Il soutenait pour l'essentiel que son employeur avait commis de nombreux manquements justifiant que sa démission soit requalifiée en prise d'acte aux torts de la société défenderesse et qu'elle produise les effets d'un licenciement abusif.
Au terme de ses conclusions l'IFPCR concluait pour l'essentiel au débouté de l'ensemble des demandes de son salarié et à titre subsidiaire, en cas de requalification de la démission en licenciement abusif, à la réduction des demandes au requérant à titre de dommages-intérêts à 6 mois de salaires en considération de son ancienneté d'un an et des dispositions de l'article Lp 122-35 du code du travail
Par jugement en date du 16 juillet 2020, le tribunal du travail a requalifié la démission de M. [O] en prise d'acte de la rupture aux torts de la société IFPCR-NC produisant les effets d'un licenciement sans cause réelle et sérieuse. Il a en outre condamné la société IFPCR-NC à payer à régler les sommes de 96 946 XPF (billet d'avion et transport de bagages), 14 146 XPF (salaire complémentaire), 458 964 XPF (heures supplémentaires), 45 896 XPF (congés payés sur les heures supplémentaires), 69 606 XPF (mensualisation), 167 000 XPF (dommages-intérêts pour non-paiement primes de fin d'année 2017 et 2018, 320 817 XPF (indemnité compensatrice de préavis et 32 082 XPF (congés payés sur préavis), 300 000 XPF (dommages-intérêts pour préjudice financier), 1 000 000 XPF (dommages et intérêts pour licenciement abusif) outre 150 000 XPF de frais irrépétibles. Il fixait la moyenne des trois derniers salaires à 320 817 XPF et ordonnait l'exécution provisoire pour l'ensemble des indemnités accordées avec intérêts au taux légal, outre régularisation de la situation auprès de la CAFAT avec remise à M. [O] dans un délai de 15 jours d‘un certificat de travail rectifié pour la période du premier mai au 21 juin 2018 (préavis compris). Il rejetait pour le surplus les autres demandes du salarié, l'employeur étant condamné aux dépens.

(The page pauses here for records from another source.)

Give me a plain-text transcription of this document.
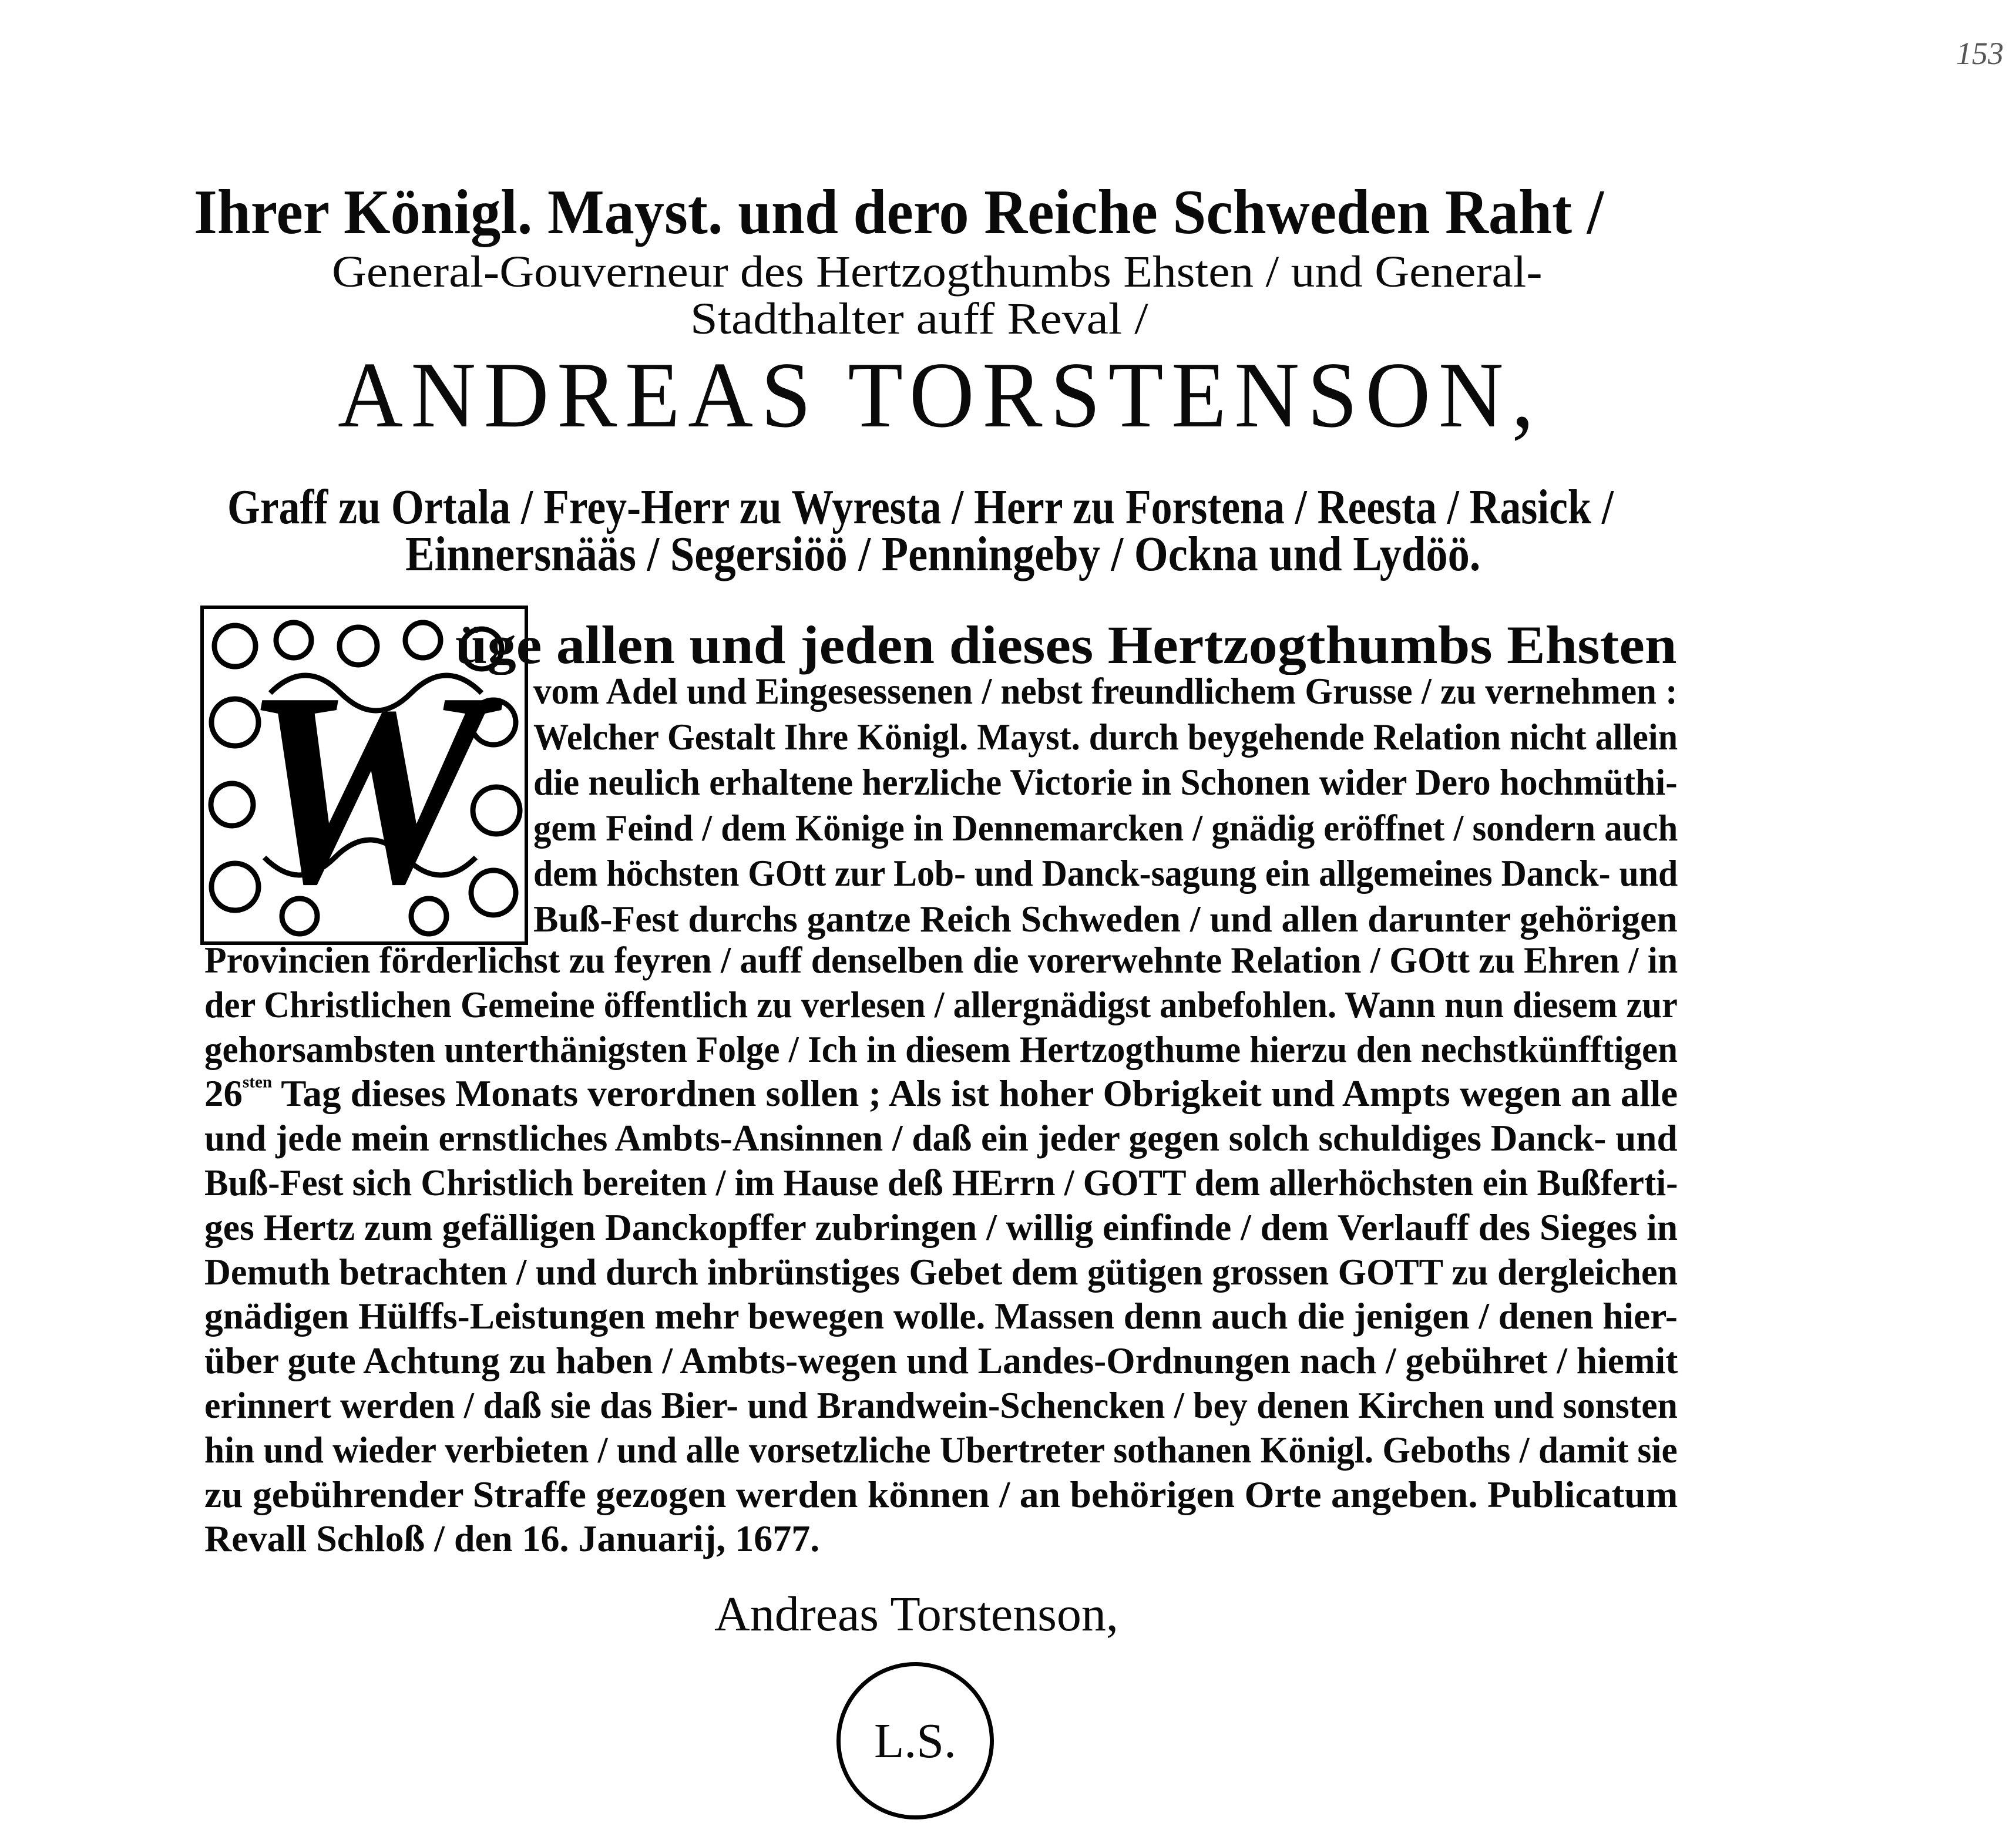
153
Ihrer Königl. Mayst. und dero Reiche Schweden Raht /
General-Gouverneur des Hertzogthumbs Ehsten / und General-
Stadthalter auff Reval /
ANDREAS TORSTENSON,
Graff zu Ortala / Frey-Herr zu Wyresta / Herr zu Forstena / Reesta / Rasick /
Einnersnääs / Segersiöö / Penningeby / Ockna und Lydöö.
W
üge allen und jeden dieses Hertzogthumbs Ehsten
vom Adel und Eingesessenen / nebst freundlichem Grusse / zu vernehmen :
Welcher Gestalt Ihre Königl. Mayst. durch beygehende Relation nicht allein
die neulich erhaltene herzliche Victorie in Schonen wider Dero hochmüthi-
gem Feind / dem Könige in Dennemarcken / gnädig eröffnet / sondern auch
dem höchsten GOtt zur Lob- und Danck-sagung ein allgemeines Danck- und
Buß-Fest durchs gantze Reich Schweden / und allen darunter gehörigen
Provincien förderlichst zu feyren / auff denselben die vorerwehnte Relation / GOtt zu Ehren / in
der Christlichen Gemeine öffentlich zu verlesen / allergnädigst anbefohlen. Wann nun diesem zur
gehorsambsten unterthänigsten Folge / Ich in diesem Hertzogthume hierzu den nechstkünfftigen
$26^{sten}$ Tag dieses Monats verordnen sollen ; Als ist hoher Obrigkeit und Ampts wegen an alle
und jede mein ernstliches Ambts-Ansinnen / daß ein jeder gegen solch schuldiges Danck- und
Buß-Fest sich Christlich bereiten / im Hause deß HErrn / GOTT dem allerhöchsten ein Bußferti-
ges Hertz zum gefälligen Danckopffer zubringen / willig einfinde / dem Verlauff des Sieges in
Demuth betrachten / und durch inbrünstiges Gebet dem gütigen grossen GOTT zu dergleichen
gnädigen Hülffs-Leistungen mehr bewegen wolle. Massen denn auch die jenigen / denen hier-
über gute Achtung zu haben / Ambts-wegen und Landes-Ordnungen nach / gebühret / hiemit
erinnert werden / daß sie das Bier- und Brandwein-Schencken / bey denen Kirchen und sonsten
hin und wieder verbieten / und alle vorsetzliche Ubertreter sothanen Königl. Geboths / damit sie
zu gebührender Straffe gezogen werden können / an behörigen Orte angeben. Publicatum
Revall Schloß / den 16. Januarij, 1677.
Andreas Torstenson,
L.S.
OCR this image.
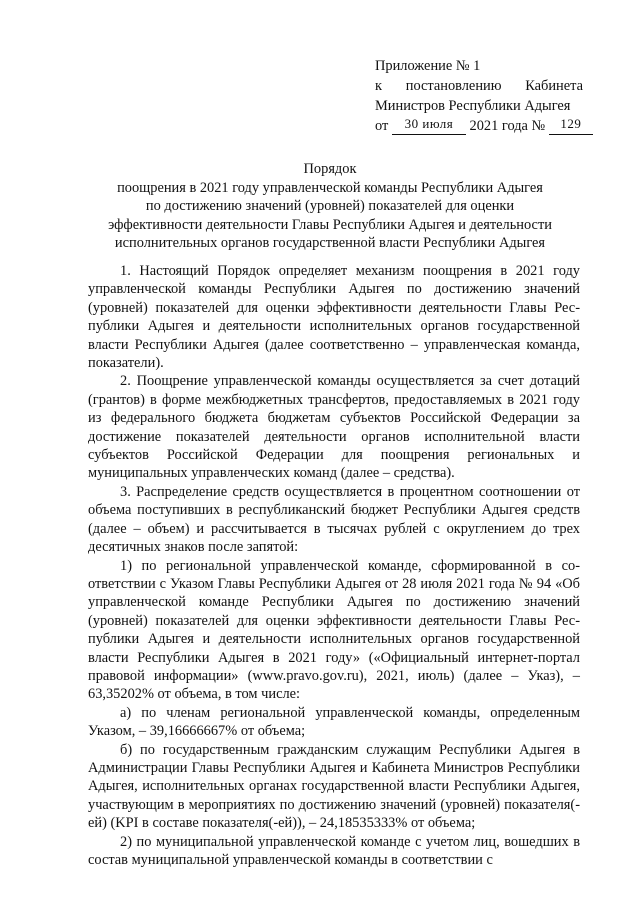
Приложение № 1
к постановлению Кабинета
Министров Республики Адыгея
от 30 июля 2021 года № 129
Порядок
поощрения в 2021 году управленческой команды Республики Адыгея
по достижению значений (уровней) показателей для оценки
эффективности деятельности Главы Республики Адыгея и деятельности
исполнительных органов государственной власти Республики Адыгея

1. Настоящий Порядок определяет механизм поощрения в 2021 году управленческой команды Республики Адыгея по достижению значений (уровней) показателей для оценки эффективности деятельности Главы Республики Адыгея и деятельности исполнительных органов государственной власти Республики Адыгея (далее соответственно – управленческая команда, показатели).

2. Поощрение управленческой команды осуществляется за счет дотаций (грантов) в форме межбюджетных трансфертов, предоставляемых в 2021 году из федерального бюджета бюджетам субъектов Российской Федерации за достижение показателей деятельности органов исполнительной власти субъектов Российской Федерации для поощрения региональных и муниципальных управленческих команд (далее – средства).

3. Распределение средств осуществляется в процентном соотношении от объема поступивших в республиканский бюджет Республики Адыгея средств (далее – объем) и рассчитывается в тысячах рублей с округлением до трех десятичных знаков после запятой:

1) по региональной управленческой команде, сформированной в соответствии с Указом Главы Республики Адыгея от 28 июля 2021 года № 94 «Об управленческой команде Республики Адыгея по достижению значений (уровней) показателей для оценки эффективности деятельности Главы Республики Адыгея и деятельности исполнительных органов государственной власти Республики Адыгея в 2021 году» («Официальный интернет-портал правовой информации» (www.pravo.gov.ru), 2021, июль) (далее – Указ), – 63,35202% от объема, в том числе:

а) по членам региональной управленческой команды, определенным Указом, – 39,16666667% от объема;

б) по государственным гражданским служащим Республики Адыгея в Администрации Главы Республики Адыгея и Кабинета Министров Республики Адыгея, исполнительных органах государственной власти Республики Адыгея, участвующим в мероприятиях по достижению значений (уровней) показателя(-ей) (KPI в составе показателя(-ей)), – 24,18535333% от объема;

2) по муниципальной управленческой команде с учетом лиц, вошедших в состав муниципальной управленческой команды в соответствии с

Par message reçu au greffe de la cour d'appel le 17 août 2020, l'IFCPR relevait appel de cette décision. Il déposait un mémoire ampliatif le 18 novembre 2020 outre des conclusions du 14 mars 2022. En retour, sur le fond, M. [O] produisait plusieurs jeux de conclusions récapitulatives, le dernier en date du 03 décembre 2021.
SUR QUOI, LA COUR,
Sur la requalification de la prise d'acte
M. [O] indique tout d'abord que son employeur a multiplié les infractions à la législation du travail en ce qu'il ne pouvait pas signer un CDD à la suite d'un CDI.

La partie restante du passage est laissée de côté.